November 12, 2025 at 2:30 AM
Yes, there are hidden lakes in our city! Our favorite is Guild’s Lake. It was located where you now see the Guild’s Lake Industrial Sanctuary District in NW Portland on the Willamette River. Before that, there was the Guilds Lake Housing Community and Lewis and Clark Exposition of 1905.
November 12, 2025 at 2:30 AM
Although food security is the heart of a sound economy, Portland’s draft Economic Opportunities Analysis does not mention agricultural land. They assume food will be delivered on trucks & trains to North Portland warehouses and distributed to ever disappearing, ever more expensive grocery stores.
November 11, 2025 at 11:00 PM
Elders tell of great farms along Marine Dr and Columbia Blvd cared for by Japanese farmers before the internment of over 3,600 Japanese-Portlanders during WWII. The bounty of their work they brought to markets. Here's a photo of a farmers float made with veggies in the 1920 Rose Festival.

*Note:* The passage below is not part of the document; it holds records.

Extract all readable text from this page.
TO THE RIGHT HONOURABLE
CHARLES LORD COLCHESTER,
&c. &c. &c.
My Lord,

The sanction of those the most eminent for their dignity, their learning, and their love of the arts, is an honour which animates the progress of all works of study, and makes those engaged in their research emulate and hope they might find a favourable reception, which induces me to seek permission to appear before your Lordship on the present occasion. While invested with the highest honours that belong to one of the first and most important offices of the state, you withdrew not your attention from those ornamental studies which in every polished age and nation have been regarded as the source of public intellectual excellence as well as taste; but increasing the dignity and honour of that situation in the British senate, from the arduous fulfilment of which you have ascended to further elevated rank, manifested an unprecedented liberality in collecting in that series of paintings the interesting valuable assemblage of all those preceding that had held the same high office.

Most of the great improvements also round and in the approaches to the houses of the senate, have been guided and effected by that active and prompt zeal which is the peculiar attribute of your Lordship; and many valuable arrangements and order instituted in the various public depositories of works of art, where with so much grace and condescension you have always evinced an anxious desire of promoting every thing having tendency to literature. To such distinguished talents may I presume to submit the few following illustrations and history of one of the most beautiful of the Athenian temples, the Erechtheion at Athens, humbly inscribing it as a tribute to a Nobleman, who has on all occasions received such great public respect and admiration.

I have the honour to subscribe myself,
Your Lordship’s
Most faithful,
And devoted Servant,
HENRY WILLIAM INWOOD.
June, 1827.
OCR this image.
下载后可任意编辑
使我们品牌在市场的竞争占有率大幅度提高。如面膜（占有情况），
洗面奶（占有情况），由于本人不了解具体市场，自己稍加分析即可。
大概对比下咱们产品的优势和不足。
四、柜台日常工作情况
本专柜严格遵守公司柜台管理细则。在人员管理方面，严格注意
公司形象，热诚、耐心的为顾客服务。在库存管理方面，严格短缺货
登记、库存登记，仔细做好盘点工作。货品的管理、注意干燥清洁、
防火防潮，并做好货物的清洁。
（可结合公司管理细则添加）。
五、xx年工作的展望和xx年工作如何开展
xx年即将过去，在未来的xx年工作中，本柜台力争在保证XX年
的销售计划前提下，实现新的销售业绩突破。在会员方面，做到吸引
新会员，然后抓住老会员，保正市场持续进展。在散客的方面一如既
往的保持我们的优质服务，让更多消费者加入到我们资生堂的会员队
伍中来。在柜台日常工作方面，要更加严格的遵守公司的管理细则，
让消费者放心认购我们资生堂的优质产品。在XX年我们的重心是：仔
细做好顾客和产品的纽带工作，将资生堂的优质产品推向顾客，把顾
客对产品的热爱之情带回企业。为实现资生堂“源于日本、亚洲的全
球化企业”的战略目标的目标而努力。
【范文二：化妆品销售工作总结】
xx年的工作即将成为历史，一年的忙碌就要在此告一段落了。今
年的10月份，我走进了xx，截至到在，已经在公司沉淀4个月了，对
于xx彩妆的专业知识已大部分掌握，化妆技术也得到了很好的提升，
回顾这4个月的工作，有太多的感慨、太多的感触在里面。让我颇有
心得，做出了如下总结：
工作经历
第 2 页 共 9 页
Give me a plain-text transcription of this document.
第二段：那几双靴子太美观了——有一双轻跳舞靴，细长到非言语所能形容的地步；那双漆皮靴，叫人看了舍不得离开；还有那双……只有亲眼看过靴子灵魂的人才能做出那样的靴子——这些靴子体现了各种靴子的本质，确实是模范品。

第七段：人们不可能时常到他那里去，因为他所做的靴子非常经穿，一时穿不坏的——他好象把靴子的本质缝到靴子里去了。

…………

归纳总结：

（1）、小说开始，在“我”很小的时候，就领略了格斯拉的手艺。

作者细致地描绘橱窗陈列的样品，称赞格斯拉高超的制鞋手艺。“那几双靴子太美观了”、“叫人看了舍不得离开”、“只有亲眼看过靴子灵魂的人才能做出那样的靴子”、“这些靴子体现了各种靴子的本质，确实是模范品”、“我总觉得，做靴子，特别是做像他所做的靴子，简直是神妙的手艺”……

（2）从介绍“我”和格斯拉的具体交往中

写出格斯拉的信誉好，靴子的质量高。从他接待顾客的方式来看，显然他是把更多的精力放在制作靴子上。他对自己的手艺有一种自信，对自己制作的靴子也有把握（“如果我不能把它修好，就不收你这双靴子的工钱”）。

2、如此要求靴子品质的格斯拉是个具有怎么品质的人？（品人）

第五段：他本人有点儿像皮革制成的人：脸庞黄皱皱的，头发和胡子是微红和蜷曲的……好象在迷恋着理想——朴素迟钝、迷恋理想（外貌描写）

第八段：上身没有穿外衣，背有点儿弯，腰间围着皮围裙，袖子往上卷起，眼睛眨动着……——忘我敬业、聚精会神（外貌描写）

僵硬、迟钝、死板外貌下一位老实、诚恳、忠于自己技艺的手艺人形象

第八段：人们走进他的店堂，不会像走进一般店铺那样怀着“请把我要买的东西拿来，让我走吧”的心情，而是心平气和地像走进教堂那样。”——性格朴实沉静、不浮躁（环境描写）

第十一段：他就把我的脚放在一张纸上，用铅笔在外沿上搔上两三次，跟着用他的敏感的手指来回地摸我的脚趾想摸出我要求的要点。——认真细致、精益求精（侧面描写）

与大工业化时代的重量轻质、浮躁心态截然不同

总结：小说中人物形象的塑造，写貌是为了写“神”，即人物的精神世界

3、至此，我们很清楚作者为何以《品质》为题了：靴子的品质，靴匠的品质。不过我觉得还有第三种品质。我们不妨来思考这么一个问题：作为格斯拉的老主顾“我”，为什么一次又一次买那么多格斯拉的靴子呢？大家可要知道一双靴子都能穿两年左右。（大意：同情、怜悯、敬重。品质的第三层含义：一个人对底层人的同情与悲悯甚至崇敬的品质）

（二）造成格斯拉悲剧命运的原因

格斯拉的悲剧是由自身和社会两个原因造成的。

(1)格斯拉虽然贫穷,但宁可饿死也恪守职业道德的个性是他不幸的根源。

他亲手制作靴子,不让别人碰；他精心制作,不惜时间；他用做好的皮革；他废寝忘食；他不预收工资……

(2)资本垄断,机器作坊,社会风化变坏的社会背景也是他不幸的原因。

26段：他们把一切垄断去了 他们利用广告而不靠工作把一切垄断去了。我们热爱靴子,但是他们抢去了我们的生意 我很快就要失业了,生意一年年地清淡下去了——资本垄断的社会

November 11, 2025 at 3:45 AM
Early settlers depended on farming. The Chinese had farms along Guild’s Lake, but their farms were burnt and the farmers chased out by the Ku Klux Klan in 1883. The hills above Linnton had dairy farms, and orchards. Only Sauvie Island survived the campaign against farm land, hunting, and fishing.
November 11, 2025 at 2:59 AM
How did a fertile crescent of two rivers, North Portland, become a people and place dependent on food banks and federal funds for their food? How did the annual harvest of Camas and Wapato and an abundant harvest of fish and wildlife disappear in just 200 years?